Trend toward outcomes-based pharma contracts could be accelerated
The data is out there; the problem is, how to link it effectively so that, for example, an outcomes-based contract, in which the price of a drug depends on how well a patient population responds to it, can be managed. That’s one of the goals being addressed by Accenture Life Sciences, which is now putting into effect a collaboration announced earlier this year with SalesForce, whose SalesForce Health Cloud creates connectivity among EHR (electronic health record) systems
Accenture has been working on a healthcare-IT platform now called the Intelligent Patient Platform (IPP) for about four years, explains Tom Schwenger, a senior managing director at Accenture Life Sciences North America; it also has a longstanding collaborations with SalesForce. In the past couple years, engineering teams at both companies came together to realize that the SalesForce Health Cloud would be an effective way of extending and connecting various IPP applications, such as adherence programs and patient support, with EHR systems at healthcare providers. (Both IPP and HealthCloud exist as separate platforms for their respective companies.) The grand synthesis of all this software and services is to connect patient records of therapies and treatments, with actions taken by healthcare providers for patient support, and perform analytics on both of these in ways that are of interest to pharma companies, such as outcomes-based contracting or other applications. “It’s no secret that the macro shift going on in healthcare is outcomes-based models,” he says. “Pharma needs this closer connection to providers and patients.”
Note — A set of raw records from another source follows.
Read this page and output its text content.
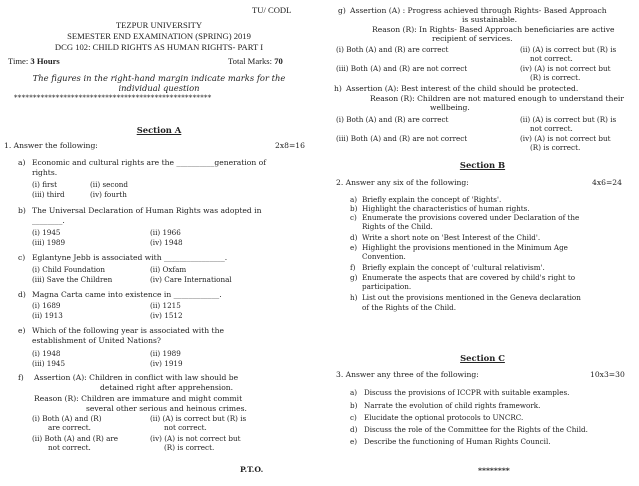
TU/ CODL
TEZPUR UNIVERSITY
SEMESTER END EXAMINATION (SPRING) 2019
DCG 102: CHILD RIGHTS AS HUMAN RIGHTS- PART I
Time: 3 Hours	Total Marks: 70
The figures in the right-hand margin indicate marks for the
individual question
****************************************************
Section A
1. Answer the following:	2x8=16
a) Economic and cultural rights are the __________generation of
rights.
(i) first	(ii) second
(iii) third	(iv) fourth
b) The Universal Declaration of Human Rights was adopted in
________.
(i) 1945	(ii) 1966
(iii) 1989	(iv) 1948
c) Eglantyne Jebb is associated with ________________.
(i) Child Foundation	(ii) Oxfam
(iii) Save the Children	(iv) Care International
d) Magna Carta came into existence in ____________.
(i) 1689	(ii) 1215
(ii) 1913	(iv) 1512
e) Which of the following year is associated with the
establishment of United Nations?
(i) 1948	(ii) 1989
(iii) 1945	(iv) 1919
f) Assertion (A): Children in conflict with law should be
detained right after apprehension.
Reason (R): Children are immature and might commit
several other serious and heinous crimes.
(i) Both (A) and (R)
are correct.
(ii) (A) is correct but (R) is
not correct.
(ii) Both (A) and (R) are
not correct.
(iv) (A) is not correct but
(R) is correct.
P.T.O.
g) Assertion (A) : Progress achieved through Rights- Based Approach
is sustainable.
Reason (R): In Rights- Based Approach beneficiaries are active
recipient of services.
(i) Both (A) and (R) are correct	(ii) (A) is correct but (R) is
not correct.
(iii) Both (A) and (R) are not correct	(iv) (A) is not correct but
(R) is correct.
h) Assertion (A): Best interest of the child should be protected.
Reason (R): Children are not matured enough to understand their
wellbeing.
(i) Both (A) and (R) are correct	(ii) (A) is correct but (R) is
not correct.
(iii) Both (A) and (R) are not correct	(iv) (A) is not correct but
(R) is correct.
Section B
2. Answer any six of the following:	4x6=24
a) Briefly explain the concept of 'Rights'.
b) Highlight the characteristics of human rights.
c) Enumerate the provisions covered under Declaration of the
Rights of the Child.
d) Write a short note on 'Best Interest of the Child'.
e) Highlight the provisions mentioned in the Minimum Age
Convention.
f) Briefly explain the concept of 'cultural relativism'.
g) Enumerate the aspects that are covered by child's right to
participation.
h) List out the provisions mentioned in the Geneva declaration
of the Rights of the Child.
Section C
3. Answer any three of the following:	10x3=30
a) Discuss the provisions of ICCPR with suitable examples.
b) Narrate the evolution of child rights framework.
c) Elucidate the optional protocols to UNCRC.
d) Discuss the role of the Committee for the Rights of the Child.
e) Describe the functioning of Human Rights Council.
********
Another potential application is to manage the hub-type services being set up for specialty pharmaceuticals, which require extensive information needs such as completing prior-authorization paperwork, ensuring that necessary lab tests and diagnostics are performed, and rolling up all this data with patient interactions. The difference, though, is that it’s possible for a pharma company to manage all the hub services each brand might need from an enterprise-level platform. “We have interest not only from pharma companies for this, but also some of the bigger hub-services providers themselves, who might be running hundreds of individual therapy programs,” says Schwenger.
Interest in IPP is evenly divided among healthcare organizations (who have their own drivers for outcomes data and “meaningful use” of EHR systems) and pharma companies, says Schwenger. A version of IPP is now coming together for an Accenture client, Boston Scientific, which announced a collaboration with Accenture to build the IT foundation of a service Boston Scientific is offering to healthcare providers: the Advantics Care Pathway Transformation for managing chronic cardiovascular care through a combination of analytics, care management and patient engagement during and after hospitalization. The immediate goal is to reduce hospital readmission, and ultimately to provide more-effective support of patients and caregivers. The program evolved with two hospital systems in Scandinavia (Karolinska University Hospital in Sweden and Tampere Heart Hospital in Finland), and planning for introducing it to the US market is proceeding.